De son côté, les associations étudiantes - unies autour de la table - ont également proposé de nombreuses contre-offres au gouvernement. La première mise sur la table visait à annuler la hausse des droits de scolarité sur une période de deux ans, en annulant le crédit d'impôt offert aux étudiants, le temps de tenir une conférence globale sur la gestion des universités. Après cette période de deux ans, la hausse aurait été de 1270$ sur une période de cinq ans.

De cette manière, les étudiants obtenaient un genre de moratoire sur la hausse des droits de scolarité, à coût nul pour les contribuables - ce que réclamait le gouvernement - dans l'espoir que le Parti libéral du Québec soit défait aux prochaines élections générales qui devraient se tenir au cours de la prochaine année.

Peu après 16h30, les quatre leaders étudiants représentant la FEUQ, la FECQ, la CLASSE et la TACEQ ont rencontré la presse pour dénoncer l'attitude «idéologique et politique» du gouvernement dans l'achoppement des négociations.
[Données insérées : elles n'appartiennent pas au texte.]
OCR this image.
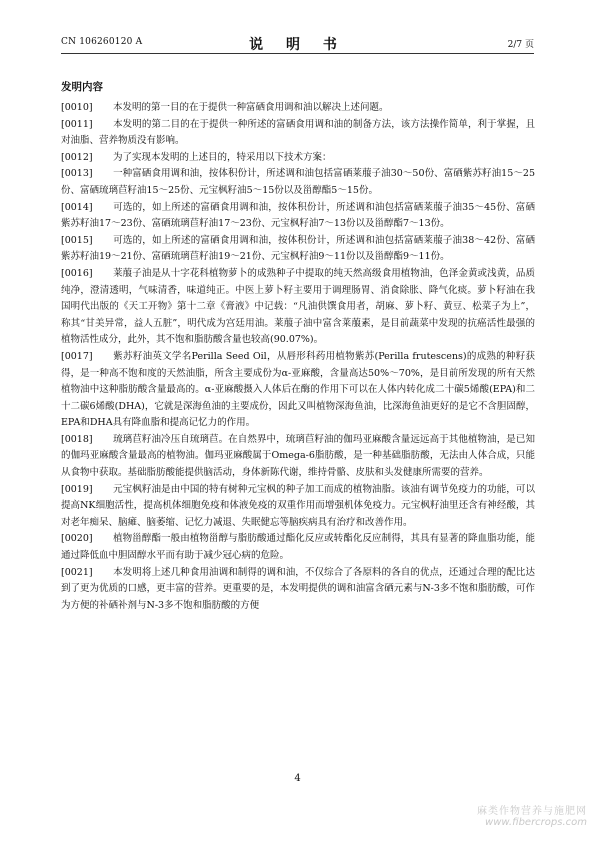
CN 106260120 A	说 明 书	2/7 页
发明内容

[0010] 本发明的第一目的在于提供一种富硒食用调和油以解决上述问题。

[0011] 本发明的第二目的在于提供一种所述的富硒食用调和油的制备方法，该方法操作简单，利于掌握，且对油脂、营养物质没有影响。

[0012] 为了实现本发明的上述目的，特采用以下技术方案：

[0013] 一种富硒食用调和油，按体积份计，所述调和油包括富硒莱菔子油30～50份、富硒紫苏籽油15～25份、富硒琉璃苣籽油15～25份、元宝枫籽油5～15份以及甾醇酯5～15份。

[0014] 可选的，如上所述的富硒食用调和油，按体积份计，所述调和油包括富硒莱菔子油35～45份、富硒紫苏籽油17～23份、富硒琉璃苣籽油17～23份、元宝枫籽油7～13份以及甾醇酯7～13份。

[0015] 可选的，如上所述的富硒食用调和油，按体积份计，所述调和油包括富硒莱菔子油38～42份、富硒紫苏籽油19～21份、富硒琉璃苣籽油19～21份、元宝枫籽油9～11份以及甾醇酯9～11份。

[0016] 莱菔子油是从十字花科植物萝卜的成熟种子中提取的纯天然高级食用植物油，色泽金黄或浅黄，品质纯净，澄清透明，气味清香，味道纯正。中医上萝卜籽主要用于调理肠胃、消食除胀、降气化痰。萝卜籽油在我国明代出版的《天工开物》第十二章《膏液》中记载：“凡油供馔食用者，胡麻、萝卜籽、黄豆、松菜子为上”，称其“甘美异常，益人五脏”，明代成为宫廷用油。莱菔子油中富含莱菔素，是目前蔬菜中发现的抗癌活性最强的植物活性成分，此外，其不饱和脂肪酸含量也较高(90.07%)。

[0017] 紫苏籽油英文学名Perilla Seed Oil，从唇形科药用植物紫苏(Perilla frutescens)的成熟的种籽获得，是一种高不饱和度的天然油脂，所含主要成份为α-亚麻酸，含量高达50%～70%，是目前所发现的所有天然植物油中这种脂肪酸含量最高的。α-亚麻酸摄入人体后在酶的作用下可以在人体内转化成二十碳5烯酸(EPA)和二十二碳6烯酸(DHA)，它就是深海鱼油的主要成份，因此又叫植物深海鱼油，比深海鱼油更好的是它不含胆固醇，EPA和DHA具有降血脂和提高记忆力的作用。

[0018] 琉璃苣籽油冷压自琉璃苣。在自然界中，琉璃苣籽油的伽玛亚麻酸含量远远高于其他植物油，是已知的伽玛亚麻酸含量最高的植物油。伽玛亚麻酸属于Omega-6脂肪酸，是一种基础脂肪酸，无法由人体合成，只能从食物中获取。基础脂肪酸能提供脑活动，身体新陈代谢，维持骨骼、皮肤和头发健康所需要的营养。

[0019] 元宝枫籽油是由中国的特有树种元宝枫的种子加工而成的植物油脂。该油有调节免疫力的功能，可以提高NK细胞活性，提高机体细胞免疫和体液免疫的双重作用而增强机体免疫力。元宝枫籽油里还含有神经酸，其对老年痴呆、脑瘫、脑萎缩、记忆力减退、失眠健忘等脑疾病具有治疗和改善作用。

[0020] 植物甾醇酯一般由植物甾醇与脂肪酸通过酯化反应或转酯化反应制得，其具有显著的降血脂功能，能通过降低血中胆固醇水平而有助于减少冠心病的危险。

[0021] 本发明将上述几种食用油调和制得的调和油，不仅综合了各原料的各自的优点，还通过合理的配比达到了更为优质的口感，更丰富的营养。更重要的是，本发明提供的调和油富含硒元素与N-3多不饱和脂肪酸，可作为方便的补硒补剂与N-3多不饱和脂肪酸的方便

4
麻类作物营养与施肥网
www.fibercrops.com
«Le gouvernement fait de la petite politique sur le dos des jeunes et franchement, c'est déplorable», a dit la présidente de la FEUQ, Martine Desjardins.
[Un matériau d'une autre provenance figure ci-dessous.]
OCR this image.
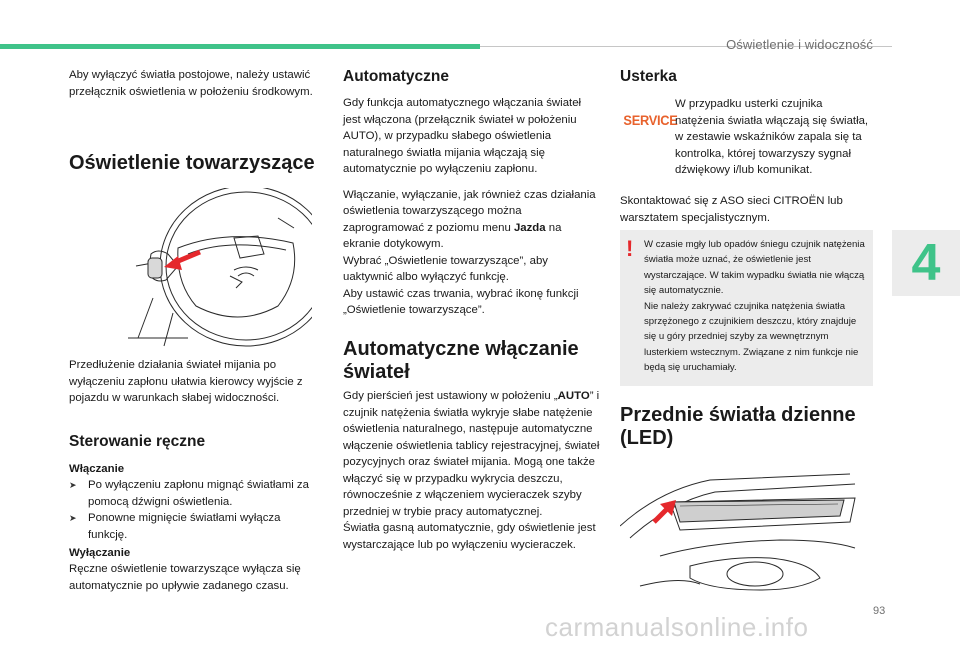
Oświetlenie i widoczność
4
93
carmanualsonline.info

Aby wyłączyć światła postojowe, należy ustawić przełącznik oświetlenia w położeniu środkowym.

Oświetlenie towarzyszące

Przedłużenie działania świateł mijania po wyłączeniu zapłonu ułatwia kierowcy wyjście z pojazdu w warunkach słabej widoczności.

Sterowanie ręczne

Włączanie

➤	Po wyłączeniu zapłonu mignąć światłami za pomocą dźwigni oświetlenia.
➤	Ponowne mignięcie światłami wyłącza funkcję.

Wyłączanie

Ręczne oświetlenie towarzyszące wyłącza się automatycznie po upływie zadanego czasu.

Automatyczne

Gdy funkcja automatycznego włączania świateł jest włączona (przełącznik świateł w położeniu AUTO), w przypadku słabego oświetlenia naturalnego światła mijania włączają się automatycznie po wyłączeniu zapłonu.

Włączanie, wyłączanie, jak również czas działania oświetlenia towarzyszącego można zaprogramować z poziomu menu Jazda na ekranie dotykowym.

Wybrać „Oświetlenie towarzyszące”, aby uaktywnić albo wyłączyć funkcję.

Aby ustawić czas trwania, wybrać ikonę funkcji „Oświetlenie towarzyszące”.

Automatyczne włączanie
świateł

Gdy pierścień jest ustawiony w położeniu „AUTO” i czujnik natężenia światła wykryje słabe natężenie oświetlenia naturalnego, następuje automatyczne włączenie oświetlenia tablicy rejestracyjnej, świateł pozycyjnych oraz świateł mijania. Mogą one także włączyć się w przypadku wykrycia deszczu, równocześnie z włączeniem wycieraczek szyby przedniej w trybie pracy automatycznej.

Światła gasną automatycznie, gdy oświetlenie jest wystarczające lub po wyłączeniu wycieraczek.

Usterka
SERVICE

W przypadku usterki czujnika natężenia światła włączają się światła, w zestawie wskaźników zapala się ta kontrolka, której towarzyszy sygnał dźwiękowy i/lub komunikat.

Skontaktować się z ASO sieci CITROËN lub warsztatem specjalistycznym.

! W czasie mgły lub opadów śniegu czujnik natężenia światła może uznać, że oświetlenie jest wystarczające. W takim wypadku światła nie włączą się automatycznie.
Nie należy zakrywać czujnika natężenia światła sprzężonego z czujnikiem deszczu, który znajduje się u góry przedniej szyby za wewnętrznym lusterkiem wstecznym. Związane z nim funkcje nie będą się uruchamiały.
Przednie światła dzienne
(LED)
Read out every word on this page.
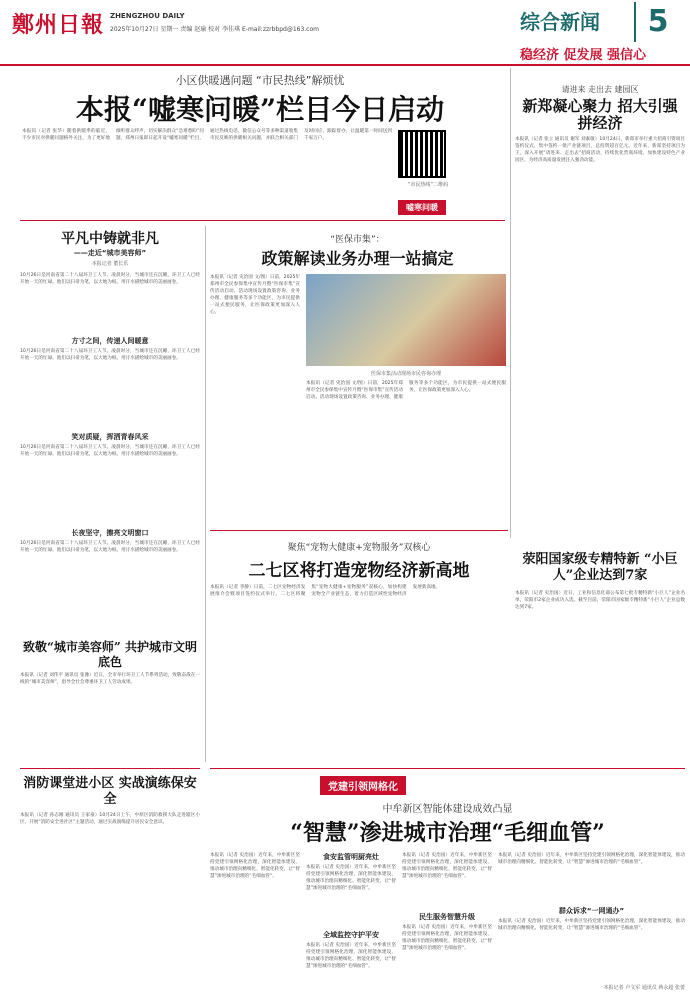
鄭州日報 ZHENGZHOU DAILY
2025年10月27日 星期一 责编 赵瑜 校对 李佳琪 E-mail:zzrbbpd@163.com	综合新闻	5
稳经济 促发展 强信心
小区供暖遇问题 “市民热线”解烦忧
本报“嘘寒问暖”栏目今日启动
本报讯（记者 张华）随着供暖季的临近，不少市民对供暖问题格外关注。为了更好地倾听群众呼声，切实解决群众“急难愁盼”问题，郑州日报即日起开设“嘘寒问暖”栏目，通过热线电话、微信公众号等多种渠道收集市民反映的供暖相关问题，并联合相关部门及时回应、跟踪督办，让温暖第一时间送到千家万户。
“市民热线”二维码
嘘寒问暖
请进来 走出去 建园区
新郑凝心聚力 招大引强拼经济
本报讯（记者 张立 通讯员 谢军 刘素敏）10月24日，新郑市举行重大招商引资项目签约仪式，集中签约一批产业链项目，总投资超百亿元。近年来，新郑坚持项目为王，深入开展“请进来、走出去”招商活动，持续优化营商环境，加快建设特色产业园区，为经济高质量发展注入强劲动能。
平凡中铸就非凡
——走近“城市美容师”
本报记者 董长乐
10月26日是河南省第二十八届环卫工人节。凌晨时分，当城市还在沉睡，环卫工人已经开始一天的忙碌。他们以扫帚为笔，以大地为纸，用汗水描绘城市的美丽画卷。
方寸之间，传递人间暖意
10月26日是河南省第二十八届环卫工人节。凌晨时分，当城市还在沉睡，环卫工人已经开始一天的忙碌。他们以扫帚为笔，以大地为纸，用汗水描绘城市的美丽画卷。
笑对质疑，挥洒青春风采
10月26日是河南省第二十八届环卫工人节。凌晨时分，当城市还在沉睡，环卫工人已经开始一天的忙碌。他们以扫帚为笔，以大地为纸，用汗水描绘城市的美丽画卷。
长夜坚守，擦亮文明窗口
10月26日是河南省第二十八届环卫工人节。凌晨时分，当城市还在沉睡，环卫工人已经开始一天的忙碌。他们以扫帚为笔，以大地为纸，用汗水描绘城市的美丽画卷。
致敬“城市美容师” 共护城市文明底色
本报讯（记者 刘伟平 通讯员 张豫）近日，全市举行环卫工人节系列活动，致敬奋战在一线的“城市美容师”，倡导全社会尊重环卫工人劳动成果。
“医保市集”：
政策解读业务办理一站搞定
本报讯（记者 史治国 文/图）日前，2025年郑州市全民参保集中宣传月暨“医保市集”宣传活动启动。活动现场设置政策咨询、业务办理、健康服务等多个功能区，为市民提供一站式便民服务，让医保政策更加深入人心。
医保市集活动现场市民咨询办理
本报讯（记者 史治国 文/图）日前，2025年郑州市全民参保集中宣传月暨“医保市集”宣传活动启动。活动现场设置政策咨询、业务办理、健康服务等多个功能区，为市民提供一站式便民服务，让医保政策更加深入人心。
荥阳国家级专精特新 “小巨人”企业达到7家
本报讯（记者 史治国）近日，工业和信息化部公布第七批专精特新“小巨人”企业名单，荥阳市2家企业成功入选。截至目前，荥阳市国家级专精特新“小巨人”企业总数达到7家。
聚焦“宠物大健康+宠物服务”双核心
二七区将打造宠物经济新高地
本报讯（记者 李静）日前，二七区宠物经济发展推介会暨项目签约仪式举行。二七区将聚焦“宠物大健康+宠物服务”双核心，加快构建宠物全产业链生态，着力打造区域性宠物经济发展新高地。
消防课堂进小区 实战演练保安全
本报讯（记者 孙志刚 通讯员 王家豪）10月24日上午，中原区消防救援大队走进辖区小区，开展“消防安全进社区”主题活动，通过实战演练提升居民安全意识。
党建引领网格化
中牟新区智能体建设成效凸显
“智慧”渗进城市治理“毛细血管”
本报讯（记者 史治国）近年来，中牟新区坚持党建引领网格化治理，深化智能体建设，推动城市治理向精细化、智能化转变，让“智慧”渗进城市治理的“毛细血管”。
食安监管明厨亮灶
本报讯（记者 史治国）近年来，中牟新区坚持党建引领网格化治理，深化智能体建设，推动城市治理向精细化、智能化转变，让“智慧”渗进城市治理的“毛细血管”。
全域监控守护平安
本报讯（记者 史治国）近年来，中牟新区坚持党建引领网格化治理，深化智能体建设，推动城市治理向精细化、智能化转变，让“智慧”渗进城市治理的“毛细血管”。
民生服务智慧升级
本报讯（记者 史治国）近年来，中牟新区坚持党建引领网格化治理，深化智能体建设，推动城市治理向精细化、智能化转变，让“智慧”渗进城市治理的“毛细血管”。
本报讯（记者 史治国）近年来，中牟新区坚持党建引领网格化治理，深化智能体建设，推动城市治理向精细化、智能化转变，让“智慧”渗进城市治理的“毛细血管”。
本报讯（记者 史治国）近年来，中牟新区坚持党建引领网格化治理，深化智能体建设，推动城市治理向精细化、智能化转变，让“智慧”渗进城市治理的“毛细血管”。
群众诉求“一网通办”
本报讯（记者 史治国）近年来，中牟新区坚持党建引领网格化治理，深化智能体建设，推动城市治理向精细化、智能化转变，让“智慧”渗进城市治理的“毛细血管”。
本报记者 卢文军 通讯员 蒋永超 张蕾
«C'est désillusionnant de voir tout ça, mais nous on reste disponible pour continuer à négocier», a pour sa part affirmé le président de la FECQ, Léo Bureau-Blouin.

Cette nouvelle impasse risque de plonger Montréal dans une longue nuit de manifestation ce soir. La traditionnelle marche nocturne partira de 20h30 au parc Émilie Gamelin.

Le porte-parole de la CLASSE Gabriel Nadeau-Dubois a également invité tous les étudiants et les citoyens à se rendre dans la rue au cours des prochaines heures et des prochains jours afin d'augmenter la cadence des manifestations.

La CLASSE invite également les gens à se rendre à une grande manifestation nationale, samedi à 14h, au parc Jeanne Mance à Montréal. Ce nouvel événement serait familial, a annoncé M. Nadeau-Dubois, et va inclure le mouvement des casseroles à la marche.